Two weeks ago, nuclear physicists at Oak Ridge National Laboratory in Oak Ridge, Tennessee, created 20 mg of the highly radioactive element berkelium. Each team vying to create element 119 was given 10 mg of berkelium. They will bombard a metal plate laced with berkelium atoms with a beam of titanium atoms. The teams are working on a tight schedule. Berkelium's half life is only 320 days, and once 320 days have passed, half of their sample will have decade into other elements. "It is extremely difficult to create intense titanium beams. To accomplish this, we have secrets that we will not share with others," said Omtvedt.
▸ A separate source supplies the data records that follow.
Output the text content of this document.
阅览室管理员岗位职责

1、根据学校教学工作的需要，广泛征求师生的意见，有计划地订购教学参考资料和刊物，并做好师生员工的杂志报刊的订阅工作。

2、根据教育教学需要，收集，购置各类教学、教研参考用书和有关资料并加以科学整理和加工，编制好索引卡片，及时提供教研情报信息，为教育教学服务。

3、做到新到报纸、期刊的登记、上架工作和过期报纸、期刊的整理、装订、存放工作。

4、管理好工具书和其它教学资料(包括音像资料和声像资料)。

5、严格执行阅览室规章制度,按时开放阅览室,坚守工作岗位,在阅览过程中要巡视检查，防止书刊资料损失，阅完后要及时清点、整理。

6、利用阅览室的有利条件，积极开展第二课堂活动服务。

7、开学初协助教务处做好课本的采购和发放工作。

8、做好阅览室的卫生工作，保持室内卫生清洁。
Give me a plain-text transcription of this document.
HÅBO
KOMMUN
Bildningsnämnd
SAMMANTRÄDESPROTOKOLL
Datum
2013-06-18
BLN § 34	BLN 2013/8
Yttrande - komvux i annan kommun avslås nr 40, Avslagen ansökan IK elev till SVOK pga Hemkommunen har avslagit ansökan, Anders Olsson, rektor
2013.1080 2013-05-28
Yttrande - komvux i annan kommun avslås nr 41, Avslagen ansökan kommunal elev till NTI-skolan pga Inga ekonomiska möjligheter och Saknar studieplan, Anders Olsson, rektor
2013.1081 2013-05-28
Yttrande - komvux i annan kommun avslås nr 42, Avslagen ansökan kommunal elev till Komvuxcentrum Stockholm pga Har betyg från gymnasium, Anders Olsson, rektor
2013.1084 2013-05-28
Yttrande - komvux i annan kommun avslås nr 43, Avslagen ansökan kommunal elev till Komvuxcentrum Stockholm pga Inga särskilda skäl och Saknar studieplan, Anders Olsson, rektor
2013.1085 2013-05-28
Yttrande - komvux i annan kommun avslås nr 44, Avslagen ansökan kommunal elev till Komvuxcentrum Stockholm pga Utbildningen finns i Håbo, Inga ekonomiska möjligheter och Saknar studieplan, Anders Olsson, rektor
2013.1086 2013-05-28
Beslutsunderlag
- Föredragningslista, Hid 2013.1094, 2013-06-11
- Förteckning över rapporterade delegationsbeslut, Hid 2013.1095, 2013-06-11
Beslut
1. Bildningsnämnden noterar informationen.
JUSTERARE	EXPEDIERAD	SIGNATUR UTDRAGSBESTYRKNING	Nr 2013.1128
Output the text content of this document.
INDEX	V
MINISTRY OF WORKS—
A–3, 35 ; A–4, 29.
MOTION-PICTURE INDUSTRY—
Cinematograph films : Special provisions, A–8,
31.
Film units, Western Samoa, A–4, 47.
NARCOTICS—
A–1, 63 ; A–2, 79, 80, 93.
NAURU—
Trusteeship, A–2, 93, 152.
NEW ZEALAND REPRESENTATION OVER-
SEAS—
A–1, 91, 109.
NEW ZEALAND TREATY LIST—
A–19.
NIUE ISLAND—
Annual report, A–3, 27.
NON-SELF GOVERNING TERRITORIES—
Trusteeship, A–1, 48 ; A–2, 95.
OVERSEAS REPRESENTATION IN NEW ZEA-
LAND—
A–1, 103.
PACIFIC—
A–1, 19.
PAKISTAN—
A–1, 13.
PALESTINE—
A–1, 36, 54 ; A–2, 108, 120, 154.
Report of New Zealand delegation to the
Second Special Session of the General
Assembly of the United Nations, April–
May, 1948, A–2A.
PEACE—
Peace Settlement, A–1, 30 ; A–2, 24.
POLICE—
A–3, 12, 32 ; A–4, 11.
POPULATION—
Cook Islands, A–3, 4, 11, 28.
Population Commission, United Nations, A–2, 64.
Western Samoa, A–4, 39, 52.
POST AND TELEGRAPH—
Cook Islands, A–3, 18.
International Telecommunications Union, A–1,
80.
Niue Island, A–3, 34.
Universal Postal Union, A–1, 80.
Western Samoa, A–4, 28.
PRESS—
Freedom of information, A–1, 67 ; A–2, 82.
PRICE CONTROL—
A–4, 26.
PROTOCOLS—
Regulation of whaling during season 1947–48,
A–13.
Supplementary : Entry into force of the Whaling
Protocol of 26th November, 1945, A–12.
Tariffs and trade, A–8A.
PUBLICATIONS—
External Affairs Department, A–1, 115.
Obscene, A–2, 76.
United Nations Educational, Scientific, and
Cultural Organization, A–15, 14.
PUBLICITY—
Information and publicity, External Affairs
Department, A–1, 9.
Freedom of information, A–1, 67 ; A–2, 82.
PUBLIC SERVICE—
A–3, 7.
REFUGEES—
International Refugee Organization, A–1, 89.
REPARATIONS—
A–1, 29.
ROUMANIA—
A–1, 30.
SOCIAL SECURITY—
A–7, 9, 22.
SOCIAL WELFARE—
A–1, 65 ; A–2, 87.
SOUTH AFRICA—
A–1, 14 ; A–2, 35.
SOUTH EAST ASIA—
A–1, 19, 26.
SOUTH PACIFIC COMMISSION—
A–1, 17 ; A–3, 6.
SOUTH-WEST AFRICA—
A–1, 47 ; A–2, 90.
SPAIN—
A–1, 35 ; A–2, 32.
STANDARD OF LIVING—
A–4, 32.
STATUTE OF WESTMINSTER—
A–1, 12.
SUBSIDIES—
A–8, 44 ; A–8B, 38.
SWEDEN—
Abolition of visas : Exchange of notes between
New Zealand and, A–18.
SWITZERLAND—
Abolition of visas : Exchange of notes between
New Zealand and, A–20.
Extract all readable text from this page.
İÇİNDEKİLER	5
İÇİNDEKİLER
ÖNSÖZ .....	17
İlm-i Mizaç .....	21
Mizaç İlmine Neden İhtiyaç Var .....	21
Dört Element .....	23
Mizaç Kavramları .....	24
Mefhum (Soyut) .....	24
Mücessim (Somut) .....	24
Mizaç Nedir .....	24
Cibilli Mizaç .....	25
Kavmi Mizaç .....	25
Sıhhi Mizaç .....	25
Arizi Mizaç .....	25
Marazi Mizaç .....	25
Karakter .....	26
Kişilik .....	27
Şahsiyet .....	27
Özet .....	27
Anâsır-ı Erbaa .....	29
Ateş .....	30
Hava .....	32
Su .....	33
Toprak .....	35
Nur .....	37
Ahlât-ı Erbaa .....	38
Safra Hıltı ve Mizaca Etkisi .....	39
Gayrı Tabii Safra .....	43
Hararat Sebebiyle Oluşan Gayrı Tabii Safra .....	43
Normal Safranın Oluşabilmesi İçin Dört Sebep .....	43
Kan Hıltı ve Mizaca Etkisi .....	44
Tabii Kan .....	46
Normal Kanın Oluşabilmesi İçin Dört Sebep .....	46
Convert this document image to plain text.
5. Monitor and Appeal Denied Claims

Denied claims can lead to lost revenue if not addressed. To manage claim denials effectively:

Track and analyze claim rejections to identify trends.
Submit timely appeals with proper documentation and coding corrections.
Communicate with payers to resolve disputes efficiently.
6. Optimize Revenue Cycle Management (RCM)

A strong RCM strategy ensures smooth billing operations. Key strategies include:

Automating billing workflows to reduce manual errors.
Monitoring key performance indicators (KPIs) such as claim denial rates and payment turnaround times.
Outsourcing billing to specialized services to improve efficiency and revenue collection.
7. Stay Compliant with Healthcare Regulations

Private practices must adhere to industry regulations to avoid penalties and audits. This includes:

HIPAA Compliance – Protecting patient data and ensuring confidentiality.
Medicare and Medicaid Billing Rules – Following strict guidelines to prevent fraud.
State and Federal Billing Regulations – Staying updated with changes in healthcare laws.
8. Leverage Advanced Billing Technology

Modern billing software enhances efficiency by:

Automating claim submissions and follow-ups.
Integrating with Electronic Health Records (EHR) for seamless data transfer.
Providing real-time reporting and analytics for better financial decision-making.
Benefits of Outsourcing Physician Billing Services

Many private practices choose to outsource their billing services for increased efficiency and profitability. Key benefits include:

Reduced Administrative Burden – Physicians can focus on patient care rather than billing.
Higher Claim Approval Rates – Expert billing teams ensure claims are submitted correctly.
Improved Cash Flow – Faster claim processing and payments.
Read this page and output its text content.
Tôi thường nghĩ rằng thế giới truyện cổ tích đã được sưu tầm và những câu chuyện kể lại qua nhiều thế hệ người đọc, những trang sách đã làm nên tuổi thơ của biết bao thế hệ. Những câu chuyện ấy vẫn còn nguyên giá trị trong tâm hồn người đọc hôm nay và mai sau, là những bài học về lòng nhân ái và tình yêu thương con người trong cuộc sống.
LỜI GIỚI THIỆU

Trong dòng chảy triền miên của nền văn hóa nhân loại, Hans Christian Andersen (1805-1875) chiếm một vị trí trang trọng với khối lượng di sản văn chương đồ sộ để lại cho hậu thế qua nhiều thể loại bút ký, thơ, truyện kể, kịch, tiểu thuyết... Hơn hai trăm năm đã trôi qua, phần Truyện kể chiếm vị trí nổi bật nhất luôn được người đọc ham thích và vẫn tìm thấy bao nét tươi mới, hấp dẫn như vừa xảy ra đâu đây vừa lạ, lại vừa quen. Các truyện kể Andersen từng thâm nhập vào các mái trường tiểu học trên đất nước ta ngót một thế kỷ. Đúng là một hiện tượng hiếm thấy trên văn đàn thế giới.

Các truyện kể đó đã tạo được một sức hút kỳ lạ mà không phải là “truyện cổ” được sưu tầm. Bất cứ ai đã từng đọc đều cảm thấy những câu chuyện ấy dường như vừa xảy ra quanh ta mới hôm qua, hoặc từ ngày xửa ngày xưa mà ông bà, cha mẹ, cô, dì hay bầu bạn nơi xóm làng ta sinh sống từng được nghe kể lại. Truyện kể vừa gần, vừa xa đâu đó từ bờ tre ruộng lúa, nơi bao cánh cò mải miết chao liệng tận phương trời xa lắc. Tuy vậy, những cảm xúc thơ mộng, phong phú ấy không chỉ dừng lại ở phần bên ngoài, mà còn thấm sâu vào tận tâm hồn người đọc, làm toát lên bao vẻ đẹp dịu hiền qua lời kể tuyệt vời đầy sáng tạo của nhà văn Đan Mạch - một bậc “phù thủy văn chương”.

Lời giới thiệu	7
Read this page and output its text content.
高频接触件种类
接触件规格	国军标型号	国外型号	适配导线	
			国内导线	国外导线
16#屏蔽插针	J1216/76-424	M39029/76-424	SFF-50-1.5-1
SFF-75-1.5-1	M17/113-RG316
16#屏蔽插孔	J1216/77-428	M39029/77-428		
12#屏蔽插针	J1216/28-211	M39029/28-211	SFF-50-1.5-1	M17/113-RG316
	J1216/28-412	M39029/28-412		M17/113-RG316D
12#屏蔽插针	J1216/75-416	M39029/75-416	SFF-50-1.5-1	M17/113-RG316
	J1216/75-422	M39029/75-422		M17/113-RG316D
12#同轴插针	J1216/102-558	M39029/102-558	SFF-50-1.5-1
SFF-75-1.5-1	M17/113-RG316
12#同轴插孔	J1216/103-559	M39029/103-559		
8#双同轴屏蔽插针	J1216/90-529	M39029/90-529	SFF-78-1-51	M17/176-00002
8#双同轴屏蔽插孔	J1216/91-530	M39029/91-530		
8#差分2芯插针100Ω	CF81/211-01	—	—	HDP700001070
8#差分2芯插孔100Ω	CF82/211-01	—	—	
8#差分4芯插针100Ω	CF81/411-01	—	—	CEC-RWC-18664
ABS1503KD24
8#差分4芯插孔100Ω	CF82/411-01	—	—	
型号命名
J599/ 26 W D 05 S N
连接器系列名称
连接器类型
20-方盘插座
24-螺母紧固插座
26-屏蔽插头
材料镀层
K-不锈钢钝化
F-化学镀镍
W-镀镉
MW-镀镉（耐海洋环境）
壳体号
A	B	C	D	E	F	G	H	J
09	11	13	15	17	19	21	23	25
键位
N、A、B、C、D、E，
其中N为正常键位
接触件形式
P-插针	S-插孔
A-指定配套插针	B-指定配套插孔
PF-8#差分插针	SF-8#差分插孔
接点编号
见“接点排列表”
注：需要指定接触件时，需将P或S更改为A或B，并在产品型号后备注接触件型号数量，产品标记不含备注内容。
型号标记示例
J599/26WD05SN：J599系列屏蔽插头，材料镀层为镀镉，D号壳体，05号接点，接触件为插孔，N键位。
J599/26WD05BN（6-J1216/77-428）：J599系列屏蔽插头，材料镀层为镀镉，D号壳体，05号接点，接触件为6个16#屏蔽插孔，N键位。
The basic principle of creating super-heavy atoms is simple: smash the atoms of one element into those of another and their protons will add up to create a new element. Titanium's 22 protons will join berkelium's 97 to create an atom with 119 protons, one atom of element 119. Most of the time, though, the atoms will collide and shatter or partially destroy each other. But rarely, "less than once a month," the protons will collide to create a complete atom. Detecting such a rare occurrence is a challenge. "You will have to detect this one atom on a metal plate where more than 100,000 superfluous events are occurring each second," Omtvedt said. The only way to detect the new atom is to observe the radioactive radiation it emits when it decays. There will be no evidence of the new element until it's already gone.
"We are working right at the cutting edge of what is experimentally possible," said Omtvedt. "In order to study the heaviest elements, we have to stretch the current technology to its utmost and even a little further."